US-Bangla Aircraft Crash

CAAN denies ATC at fault for plane crash

March 14, 2018 08:03 AM Republica


KATHMANDU, March 14: The Civil Aviation Authority of Nepal (CAAN) has dismissed an allegation that the Air Traffic Controllers (ATCs) did not guide the US-Bangla aircraft properly when it was trying to land at Tribhuvan International Airport (TIA) on Monday. A day after the deadly plane crash that left 49 people dead, the aviation sector regulator claimed that the Bombardier was directed to use either runway  02, using the southern approach, or runway  20, from the northern approach. The aircraft had already made two attempts to land when it crashed before being given any direction for a third attempt, CAAN officials claimed. CAAN also claimed that there were no lapses in the operation of the air control system and other infrastructure. 

Organizing a press meet on Tuesday, CAAN explained the communication between the ATCs and the plane’s crew. Sanjeev Gautam, director general of CAAN, said, “The ATC had allowed both 02 and 20 approaches to the aircraft for landing.” 

Gautam further explained, “After the aircraft did not take either approach to land, the ATC asked the pilot whether there is any disturbance in landing but the pilot reported it was normal and the aircraft crashed soon after the communication between the pilot and the ATC,” said Gautam. The aircraft was flying at a speed of 130 nautical miles when it crashed on the eastern side of the airport.    

“The aircraft entered the taxiway (central part of the runway) of the airport passing between the north-west tower and Nepal Army hangar at a lower height. Then after the aircraft crashed in the eastern part of the runway, breaking the perimeter fencing passing the drainage and catching fire,” said a press release explaining how the plane crashed. 

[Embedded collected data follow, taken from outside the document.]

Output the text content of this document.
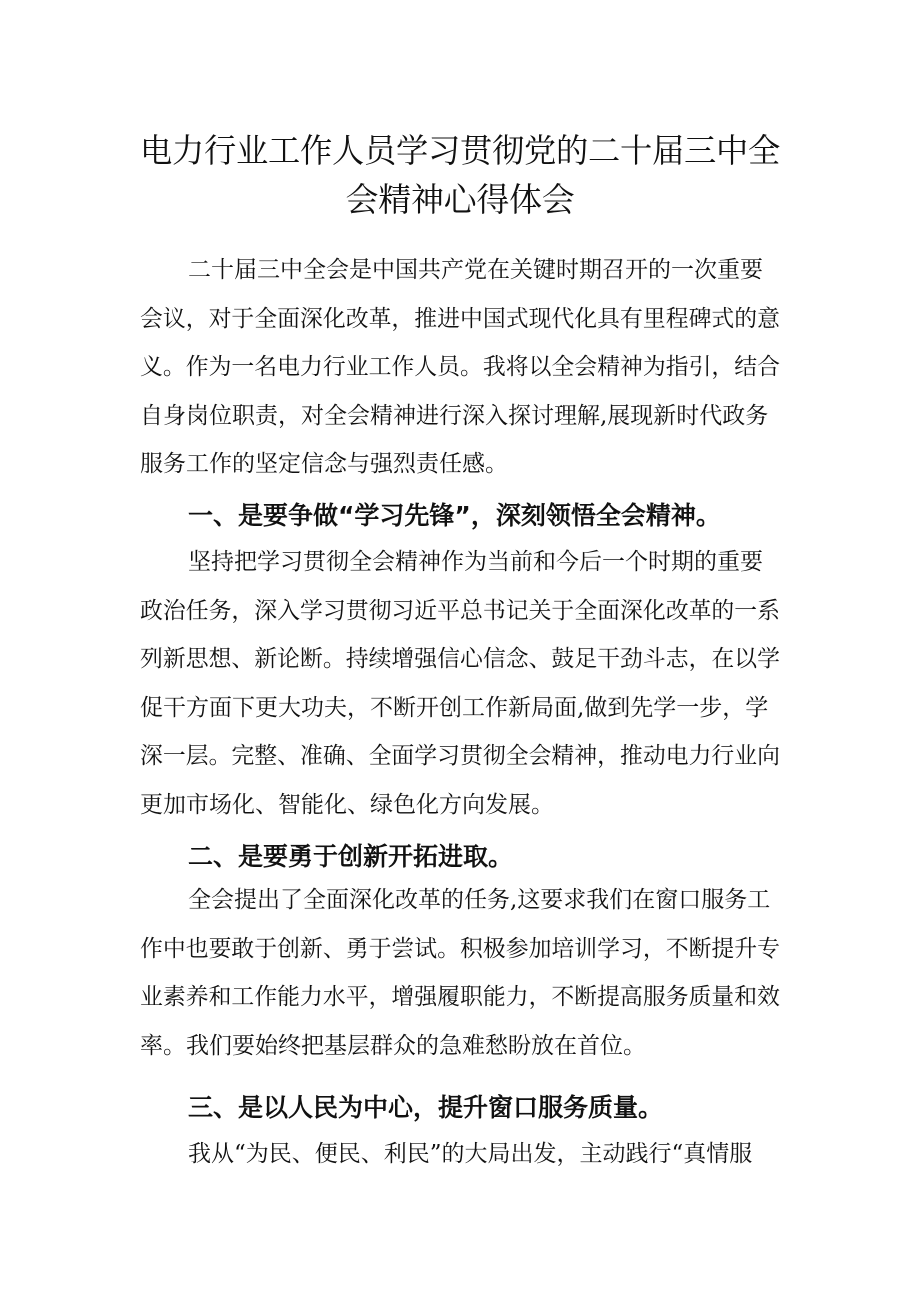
电力行业工作人员学习贯彻党的二十届三中全
会精神心得体会
二十届三中全会是中国共产党在关键时期召开的一次重要
会议，对于全面深化改革，推进中国式现代化具有里程碑式的意
义。作为一名电力行业工作人员。我将以全会精神为指引，结合
自身岗位职责，对全会精神进行深入探讨理解,展现新时代政务
服务工作的坚定信念与强烈责任感。
一、是要争做“学习先锋”，深刻领悟全会精神。
坚持把学习贯彻全会精神作为当前和今后一个时期的重要
政治任务，深入学习贯彻习近平总书记关于全面深化改革的一系
列新思想、新论断。持续增强信心信念、鼓足干劲斗志，在以学
促干方面下更大功夫，不断开创工作新局面,做到先学一步，学
深一层。完整、准确、全面学习贯彻全会精神，推动电力行业向
更加市场化、智能化、绿色化方向发展。
二、是要勇于创新开拓进取。
全会提出了全面深化改革的任务,这要求我们在窗口服务工
作中也要敢于创新、勇于尝试。积极参加培训学习，不断提升专
业素养和工作能力水平，增强履职能力，不断提高服务质量和效
率。我们要始终把基层群众的急难愁盼放在首位。
三、是以人民为中心，提升窗口服务质量。
我从“为民、便民、利民”的大局出发，主动践行“真情服
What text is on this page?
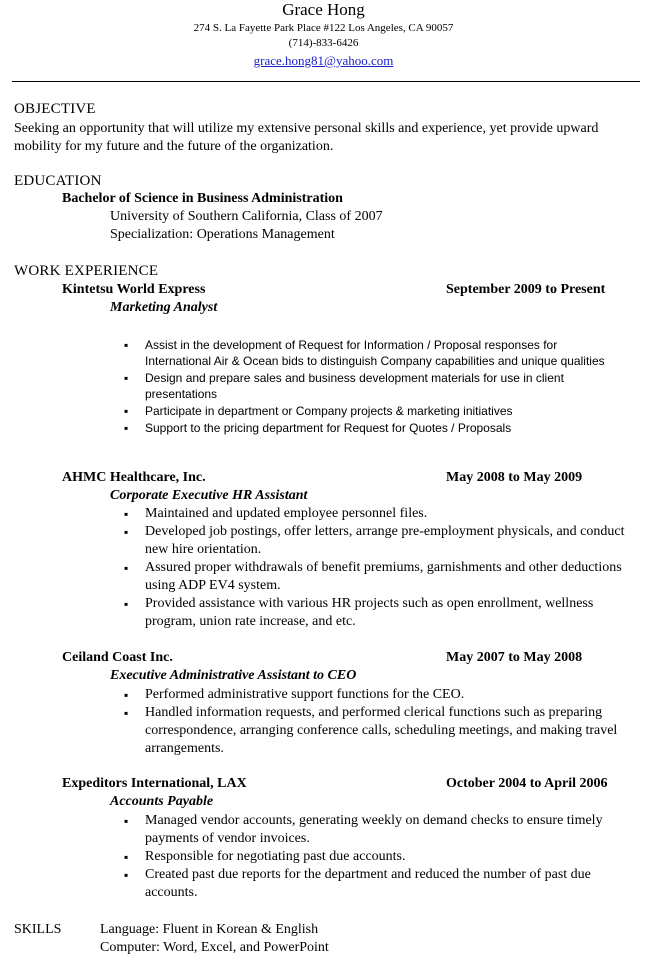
Grace Hong
274 S. La Fayette Park Place #122 Los Angeles, CA 90057
(714)-833-6426
grace.hong81@yahoo.com
OBJECTIVE
Seeking an opportunity that will utilize my extensive personal skills and experience, yet provide upward mobility for my future and the future of the organization.
EDUCATION
Bachelor of Science in Business Administration
University of Southern California, Class of 2007
Specialization: Operations Management
WORK EXPERIENCE
Kintetsu World Express	September 2009 to Present
Marketing Analyst
▪ Assist in the development of Request for Information / Proposal responses for International Air & Ocean bids to distinguish Company capabilities and unique qualities
▪ Design and prepare sales and business development materials for use in client presentations
▪ Participate in department or Company projects & marketing initiatives
▪ Support to the pricing department for Request for Quotes / Proposals
AHMC Healthcare, Inc.	May 2008 to May 2009
Corporate Executive HR Assistant
▪ Maintained and updated employee personnel files.
▪ Developed job postings, offer letters, arrange pre-employment physicals, and conduct new hire orientation.
▪ Assured proper withdrawals of benefit premiums, garnishments and other deductions using ADP EV4 system.
▪ Provided assistance with various HR projects such as open enrollment, wellness program, union rate increase, and etc.
Ceiland Coast Inc.	May 2007 to May 2008
Executive Administrative Assistant to CEO
▪ Performed administrative support functions for the CEO.
▪ Handled information requests, and performed clerical functions such as preparing correspondence, arranging conference calls, scheduling meetings, and making travel arrangements.
Expeditors International, LAX	October 2004 to April 2006
Accounts Payable
▪ Managed vendor accounts, generating weekly on demand checks to ensure timely payments of vendor invoices.
▪ Responsible for negotiating past due accounts.
▪ Created past due reports for the department and reduced the number of past due accounts.
SKILLS	Language: Fluent in Korean & English
Computer: Word, Excel, and PowerPoint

Gautam also claimed that the rescue team had reached the crash site within two minutes after the crash alarm hit the airport. Speaking at the press meet Suresh Acharya, joint secretary at the Ministry of Culture, Tourism and Civil Aviation (MoCTCA) said that a six-member accident investigation committee led by former tourism secretary Yagya Prasad Gautam has been formed to investigate the crash and the committee has been given five months to submit its report. 

Asked about the blame reportedly put on the ATCs by CEO of US-Bangla Airlines, Gautam said he himself had a conversation with the US-Bangla CEO and they have not received such claims from the company. “We are blaming neither the pilot nor the ATCs for the crash. The accident is a technical issue, so we have just explained what had happened. Details will come out soon after the investigation,” Gautam explained. The Bombardier Dash Q-400 aircraft operated by US-Bangla Airlines had crashed at TIA Monday afternoon while landing.